I truly value this relationship with God in which I look up to Him and treasure Him as my Daddy. But I’ve been thinking, lately, that maybe our relationship is supposed to be even more than this. See, in a father-daughter relationship, most of the responsibility is placed on the Father – to protect, hold, guide, and treasure his daughter just as she is. But maybe that’s just one aspect of the whole picture. I’ve been thinking that if my purpose for living is to glorify God with everything that I am, maybe all the responsibility does not rest on Him alone. I think I have responsibility too – to love Him back and, through that intimate love, to obey, point-to, admire, worship, and submit to Him. Although God is, indeed, my Father and He loves me like a daughter, perhaps our relationship is meant to be one based on giving love – as a bride to a groom. Our love is to be so intense that we cannot help but to rest our thoughts on Him all day long and to act in glorification of His name forever.

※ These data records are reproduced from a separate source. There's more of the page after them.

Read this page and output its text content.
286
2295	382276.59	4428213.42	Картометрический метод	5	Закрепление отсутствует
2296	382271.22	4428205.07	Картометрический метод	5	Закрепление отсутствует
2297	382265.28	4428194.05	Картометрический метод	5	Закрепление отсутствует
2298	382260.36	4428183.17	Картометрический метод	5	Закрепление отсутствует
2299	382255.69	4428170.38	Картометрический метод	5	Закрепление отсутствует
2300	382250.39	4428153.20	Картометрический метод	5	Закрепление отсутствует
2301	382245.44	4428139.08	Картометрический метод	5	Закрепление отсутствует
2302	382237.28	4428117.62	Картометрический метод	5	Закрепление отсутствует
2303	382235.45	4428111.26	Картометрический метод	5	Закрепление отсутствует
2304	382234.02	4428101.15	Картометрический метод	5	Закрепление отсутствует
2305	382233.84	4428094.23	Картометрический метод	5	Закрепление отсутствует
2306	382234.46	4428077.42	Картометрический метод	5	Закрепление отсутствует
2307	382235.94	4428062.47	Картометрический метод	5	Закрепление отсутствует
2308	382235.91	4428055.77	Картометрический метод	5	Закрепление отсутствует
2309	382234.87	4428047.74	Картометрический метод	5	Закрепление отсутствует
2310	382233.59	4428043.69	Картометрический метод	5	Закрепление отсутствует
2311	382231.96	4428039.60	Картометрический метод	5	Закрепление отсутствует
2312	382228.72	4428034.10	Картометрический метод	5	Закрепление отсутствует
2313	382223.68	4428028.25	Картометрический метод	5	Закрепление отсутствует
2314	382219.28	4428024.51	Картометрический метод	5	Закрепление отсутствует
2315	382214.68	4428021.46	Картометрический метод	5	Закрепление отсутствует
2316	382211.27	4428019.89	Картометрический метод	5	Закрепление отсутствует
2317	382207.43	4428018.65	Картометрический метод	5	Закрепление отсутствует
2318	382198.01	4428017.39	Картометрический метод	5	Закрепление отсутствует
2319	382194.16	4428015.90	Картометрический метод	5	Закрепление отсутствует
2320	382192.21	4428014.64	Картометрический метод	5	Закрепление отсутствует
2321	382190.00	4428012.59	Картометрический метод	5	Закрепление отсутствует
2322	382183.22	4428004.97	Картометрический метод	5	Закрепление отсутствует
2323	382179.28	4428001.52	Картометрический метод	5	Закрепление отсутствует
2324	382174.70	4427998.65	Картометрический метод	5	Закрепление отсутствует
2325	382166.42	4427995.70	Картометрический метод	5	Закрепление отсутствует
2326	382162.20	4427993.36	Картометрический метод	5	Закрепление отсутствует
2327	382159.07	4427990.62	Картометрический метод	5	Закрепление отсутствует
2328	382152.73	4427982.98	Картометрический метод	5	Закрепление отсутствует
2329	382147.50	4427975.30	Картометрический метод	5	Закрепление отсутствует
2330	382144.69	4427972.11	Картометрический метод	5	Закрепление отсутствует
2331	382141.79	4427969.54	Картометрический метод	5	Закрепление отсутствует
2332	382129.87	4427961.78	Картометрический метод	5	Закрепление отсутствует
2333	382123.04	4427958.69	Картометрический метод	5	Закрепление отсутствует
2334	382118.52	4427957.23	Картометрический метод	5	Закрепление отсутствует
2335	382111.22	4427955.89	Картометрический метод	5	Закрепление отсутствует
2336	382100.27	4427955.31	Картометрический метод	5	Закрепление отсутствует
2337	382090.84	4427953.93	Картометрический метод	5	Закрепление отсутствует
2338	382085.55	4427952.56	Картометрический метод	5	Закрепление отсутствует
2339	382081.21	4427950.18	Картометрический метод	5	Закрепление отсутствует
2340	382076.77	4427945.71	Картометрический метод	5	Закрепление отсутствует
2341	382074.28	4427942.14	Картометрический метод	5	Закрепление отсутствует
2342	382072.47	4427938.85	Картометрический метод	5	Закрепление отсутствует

Right now, I think that I’m really enjoying the Father-daughter stage of this relationship and knowing that my Heavenly Daddy is delighted by/with me. But maybe I’m too comfortable. I think He’s calling me to love Him as a lover, even more than a daughter. I am to fall in love with Him and to give Him my heart, my soul, my mind, my body. He wants it all and, as far as I’m concerned, He deserves it. I just don’t know how to change and I know I’m afraid to.

Prone to wander Lord I feel it, prone to leave the God I love
Here's my heart, O take and seal it, seal it for thy courts above.


Jesus, my Heavenly Father, intimacy with you is what I need. Help me; help me want it. Help me to know how to pursue this relationship with you and give me the courage to do what needs to be done.

1 comment:

Anonymous said...

Wow - thanks for the kind (and generous) words! I like how you relate a father's love, with that of our Heavenly Father - really personalizes it.